Revoir d’urgence l’article 20 de la TPD

Sans surprise, la réglementation des produits du vapotage a animé les discussions du groupe. “Quel dommage que ce groupe de parlementaires n’ait pas écrit la TPD”, regrettait le blogueur anglais James Dunworth, en juillet 2015. C’est aussi l’un des constats du groupe, la réglementation européenne nécessite une révision urgente, en particulier “les éléments disproportionnés de l’article 20” de la directive tabac européenne, qui concerne la cigarette électronique. Au-delà des points qui font à peu près l’unanimité contre eux, comme les limitations de contenance ou de taux de nicotine, des divergences existent néanmoins entre les protagonistes.
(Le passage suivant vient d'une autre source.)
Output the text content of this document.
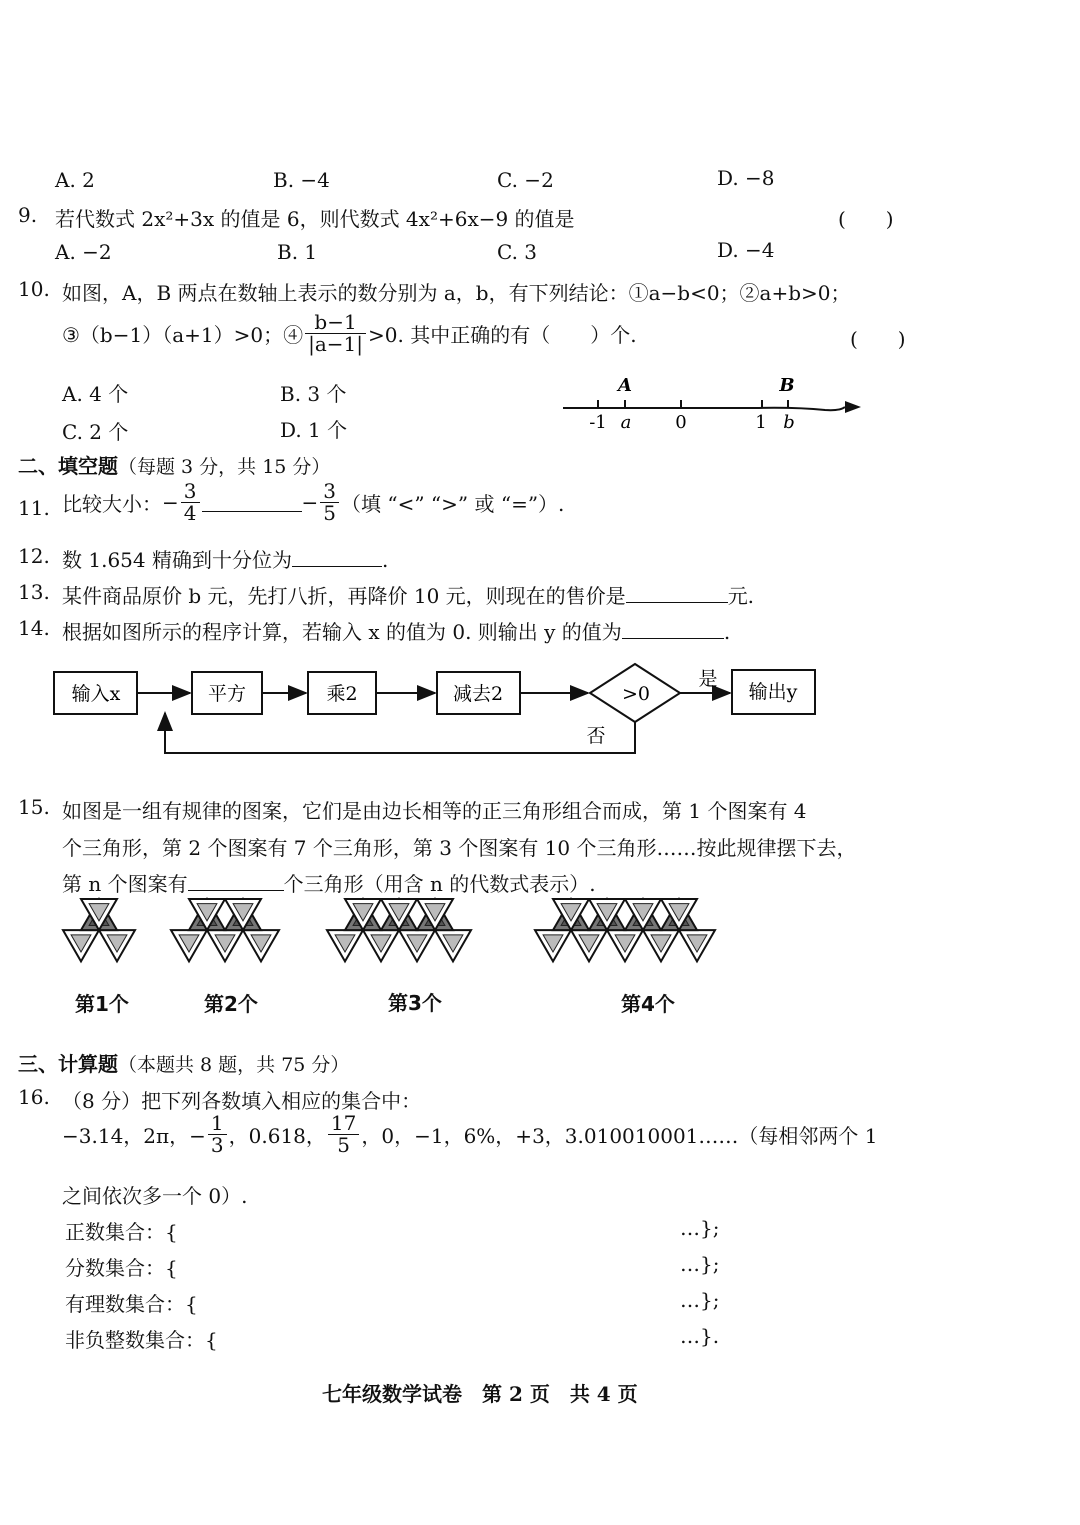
A. 2	B. −4	C. −2	D. −8
9. 若代数式 2x²+3x 的值是 6，则代数式 4x²+6x−9 的值是	(　　)
A. −2	B. 1	C. 3	D. −4
10. 如图，A，B 两点在数轴上表示的数分别为 a，b，有下列结论：①a−b<0；②a+b>0；
③（b−1）（a+1）>0；④ $\frac{b-1}{|a-1|} >0$. 其中正确的有（　　）个.	(　　)
A. 4 个	B. 3 个
C. 2 个	D. 1 个
A	B
-1 a 0	1 b
二、填空题（每题 3 分，共 15 分）
11. 比较大小：− $\frac{3}{4}$	− $\frac{3}{5}$ （填 “<” “>” 或 “=”）.
12. 数 1.654 精确到十分位为	.
13. 某件商品原价 b 元，先打八折，再降价 10 元，则现在的售价是	元.
14. 根据如图所示的程序计算，若输入 x 的值为 0. 则输出 y 的值为	.
输入x	平方	乘2	减去2	>0
是
输出y
否
15. 如图是一组有规律的图案，它们是由边长相等的正三角形组合而成，第 1 个图案有 4
个三角形，第 2 个图案有 7 个三角形，第 3 个图案有 10 个三角形……按此规律摆下去，
第 n 个图案有	个三角形（用含 n 的代数式表示）.
第1个	第2个	第3个	第4个
三、计算题（本题共 8 题，共 75 分）
16. （8 分）把下列各数填入相应的集合中：
−3.14，2π，− $\frac{1}{3}$ ，0.618， $\frac{17}{5}$ ，0，−1，6%，+3，3.010010001……（每相邻两个 1
之间依次多一个 0）.
正数集合：{	…};
分数集合：{	…};
有理数集合：{	…};
非负整数集合：{	…}.
七年级数学试卷　第 2 页　共 4 页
Le shake & vape en ligne de mire

L’industrie de la vape a investi “des millions” pour se mettre en conformité avec la directive européenne, explique le représentant de l’UKVIA, une organisation qui défend notamment l’intérêt des cigarettiers dans la vape. Il souhaite une application et des contrôles vigoureux de la réglementation. En ligne de mire, le shake and vape et les e-liquides suraromatisés vendus sans nicotine, que les consommateurs complètent à l’aide de boosters qui échappent au régime d’analyse et de notification. Le porte-parole de l’UKVIA explique avoir analysé quelques-uns de ces produits et trouvé des substances inquiétantes potentiellement dommageables pour les consommateurs, et insiste sur la nécessité d’une “bonne réglementation qui protège le consommateur”. L’IBVTA, l’association des professionnels indépendants, estime de son côté que “tous les liquides destinés à la consommation humaine, qu’ils contiennent ou non de la nicotine, devraient être testés et notifiés”.

Défense de corporations ou protection du consommateur ? Le professeur Hajek a signifié son avis tranché. Dans son allocution, il a exprimé son désaccord avec l’idée d’une application rigoureuse de la réglementation. Selon lui, un autre facteur du ralentissement de la demande, c’est le produit lui-même, il doit encore s’améliorer. “La cigarette électronique existe seulement depuis une dizaine d’années et l’on voit régulièrement de nouveaux produits apparaître. Mais la réglementation ralentit ce processus en mettant de gros obstacles à l’innovation et l’exemple classique, c’est la directive tabac européenne”, a-t-il expliqué. Pointant directement UKVIA, il poursuit : “la partie de l’industrie de la vape présente ici et qui a investi dans la conformité des produits veut maintenant utiliser ce levier (…) pour se débarrasser d’une concurrence qui cherche moins la conformité au profit que l’innovation. [Ces acteurs] demandent une application stricte de la réglementation et personnellement je n’y suis pas très favorable. Si ça dépendait de moi, j’abolirais au plus vite cette réglementation. Plutôt que de la faire appliquer strictement, je tenterais de l’ignorer autant que c’est légalement possible”, a-t-il conclu.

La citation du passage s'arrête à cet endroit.